Verdict: 1.5 / 5
The sight of seasoned legends Robert De Niro, 69, and John Travolta, 59, sharing the screen for the first time is probably Killing Season’s only selling point. The sadistically violent and over-the-top one-note thriller comes across as nothing more than a dubious paycheck job for aging stars who still want to play action heroes. The preposterous casting stunt (Travolta playing a Serbian war criminal?) only remains interesting for the first thirty minutes before the cracks start to surface. From there on it becomes a mano-a-mano between two grandpas chasing each other through the Appalachian woods. Not pretty at all.

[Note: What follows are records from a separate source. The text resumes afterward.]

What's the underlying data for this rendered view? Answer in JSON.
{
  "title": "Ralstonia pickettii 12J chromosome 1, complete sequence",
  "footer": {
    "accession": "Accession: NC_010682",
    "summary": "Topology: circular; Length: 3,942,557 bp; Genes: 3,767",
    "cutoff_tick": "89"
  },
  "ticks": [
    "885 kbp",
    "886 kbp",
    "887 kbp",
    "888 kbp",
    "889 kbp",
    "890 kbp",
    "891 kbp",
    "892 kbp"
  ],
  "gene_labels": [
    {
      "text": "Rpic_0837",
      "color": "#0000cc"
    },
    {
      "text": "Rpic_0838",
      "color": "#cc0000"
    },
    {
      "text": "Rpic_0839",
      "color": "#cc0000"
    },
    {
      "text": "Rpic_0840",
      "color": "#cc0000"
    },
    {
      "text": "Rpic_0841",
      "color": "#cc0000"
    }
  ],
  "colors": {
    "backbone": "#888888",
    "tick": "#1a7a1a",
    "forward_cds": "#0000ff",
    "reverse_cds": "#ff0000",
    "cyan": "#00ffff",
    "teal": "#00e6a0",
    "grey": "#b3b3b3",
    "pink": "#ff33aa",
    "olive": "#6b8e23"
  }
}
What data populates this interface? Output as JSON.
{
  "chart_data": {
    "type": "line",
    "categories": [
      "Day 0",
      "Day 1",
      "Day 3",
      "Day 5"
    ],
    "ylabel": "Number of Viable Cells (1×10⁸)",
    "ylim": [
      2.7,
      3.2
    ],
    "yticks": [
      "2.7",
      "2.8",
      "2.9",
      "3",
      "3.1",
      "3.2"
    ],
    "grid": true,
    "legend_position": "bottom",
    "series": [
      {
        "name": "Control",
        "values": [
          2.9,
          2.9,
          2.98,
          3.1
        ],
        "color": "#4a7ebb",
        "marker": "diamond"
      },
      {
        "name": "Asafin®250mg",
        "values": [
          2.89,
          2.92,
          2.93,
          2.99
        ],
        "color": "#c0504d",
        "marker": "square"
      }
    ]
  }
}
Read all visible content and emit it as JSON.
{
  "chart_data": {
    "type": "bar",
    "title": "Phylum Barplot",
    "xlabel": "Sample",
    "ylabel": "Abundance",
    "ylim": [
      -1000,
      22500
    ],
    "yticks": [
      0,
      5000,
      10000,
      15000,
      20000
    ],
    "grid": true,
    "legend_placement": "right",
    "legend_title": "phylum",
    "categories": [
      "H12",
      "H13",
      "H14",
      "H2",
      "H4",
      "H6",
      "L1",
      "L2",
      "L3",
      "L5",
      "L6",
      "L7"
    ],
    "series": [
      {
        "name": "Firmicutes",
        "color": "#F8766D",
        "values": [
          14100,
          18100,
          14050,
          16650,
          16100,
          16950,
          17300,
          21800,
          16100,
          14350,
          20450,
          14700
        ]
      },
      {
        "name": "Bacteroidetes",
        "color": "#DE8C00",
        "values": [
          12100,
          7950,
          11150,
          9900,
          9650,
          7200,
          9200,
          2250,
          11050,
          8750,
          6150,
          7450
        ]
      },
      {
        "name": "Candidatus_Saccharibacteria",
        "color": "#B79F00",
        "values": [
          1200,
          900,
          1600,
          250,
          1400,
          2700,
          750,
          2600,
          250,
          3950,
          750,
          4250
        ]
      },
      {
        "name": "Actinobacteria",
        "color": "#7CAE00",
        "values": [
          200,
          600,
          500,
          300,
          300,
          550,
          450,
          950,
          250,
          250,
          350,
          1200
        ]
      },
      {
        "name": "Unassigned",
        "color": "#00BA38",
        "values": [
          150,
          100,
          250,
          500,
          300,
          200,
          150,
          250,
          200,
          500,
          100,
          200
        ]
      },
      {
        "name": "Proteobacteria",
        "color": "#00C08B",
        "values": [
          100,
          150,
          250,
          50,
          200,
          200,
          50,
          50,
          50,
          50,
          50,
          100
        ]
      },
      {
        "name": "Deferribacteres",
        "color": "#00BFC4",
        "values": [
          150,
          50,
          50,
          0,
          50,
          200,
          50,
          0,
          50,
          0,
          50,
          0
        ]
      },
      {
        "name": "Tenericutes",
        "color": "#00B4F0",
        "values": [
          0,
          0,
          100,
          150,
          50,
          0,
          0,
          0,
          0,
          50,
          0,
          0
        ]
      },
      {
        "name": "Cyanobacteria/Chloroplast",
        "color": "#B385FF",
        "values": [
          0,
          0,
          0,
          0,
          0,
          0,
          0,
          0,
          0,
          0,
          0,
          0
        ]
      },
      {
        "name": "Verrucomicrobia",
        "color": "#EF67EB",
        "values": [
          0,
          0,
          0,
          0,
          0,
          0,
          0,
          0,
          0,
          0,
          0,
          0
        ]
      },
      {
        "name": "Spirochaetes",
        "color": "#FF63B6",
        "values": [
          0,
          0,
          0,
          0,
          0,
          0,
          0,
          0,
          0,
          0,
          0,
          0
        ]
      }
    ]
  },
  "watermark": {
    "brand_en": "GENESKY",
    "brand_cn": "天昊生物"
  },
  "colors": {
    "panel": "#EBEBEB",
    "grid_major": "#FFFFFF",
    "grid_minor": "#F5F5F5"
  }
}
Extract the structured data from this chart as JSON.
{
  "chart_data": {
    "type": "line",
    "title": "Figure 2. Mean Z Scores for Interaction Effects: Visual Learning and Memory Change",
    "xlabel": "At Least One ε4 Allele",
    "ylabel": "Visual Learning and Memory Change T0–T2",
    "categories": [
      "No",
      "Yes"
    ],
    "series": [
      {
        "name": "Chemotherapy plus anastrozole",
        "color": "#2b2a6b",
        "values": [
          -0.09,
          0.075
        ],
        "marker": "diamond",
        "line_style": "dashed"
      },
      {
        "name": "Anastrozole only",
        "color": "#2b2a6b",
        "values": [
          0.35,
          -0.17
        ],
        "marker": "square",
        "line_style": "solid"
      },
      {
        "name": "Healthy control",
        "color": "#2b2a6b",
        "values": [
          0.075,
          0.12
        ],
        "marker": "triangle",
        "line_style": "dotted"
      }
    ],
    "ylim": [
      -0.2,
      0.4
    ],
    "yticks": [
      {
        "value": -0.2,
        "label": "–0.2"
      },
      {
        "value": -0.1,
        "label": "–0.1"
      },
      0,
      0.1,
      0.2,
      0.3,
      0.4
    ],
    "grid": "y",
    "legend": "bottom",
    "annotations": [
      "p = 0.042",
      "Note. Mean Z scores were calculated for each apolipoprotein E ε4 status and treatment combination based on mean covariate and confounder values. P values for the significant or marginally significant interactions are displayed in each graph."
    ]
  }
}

The clichéd story is already set out before the first opening credits roll out. A prelude of a war between Bosnia and the U.S. ends in a mass execution. Flashing twenty years forward to the present, we discover that former soldier Emil Kovac (Travolta) is the only survivor of the slaying. He has spent the last two decades searching for his executioner, Benjamin Ford (De Niro), and finally receives information about his whereabouts. Bent on revenge, he decides to “go hunting”. Meanwhile, Ford has become a loner. Separated from family and friends, he spends most of his time in the woods taking photographs of wild animals. When the two finally meet up, they discover an unusual friendship. But during a hunting expedition Kovac reveals his true identity. What ensues is a cat and mouse chase through beautiful scenery.
Originally named Shrapnel, the film was meant to see a team up between Travolta and Nicolas Cage under the direction of John McTiernan. While that film sounds more promising, Killing Season isn’t completely worthless. It has its moments, but very few and far between. De Niro just looks miserable and tired for the film’s duration. Shame. He just doesn’t have the physique for this sort of thing anymore.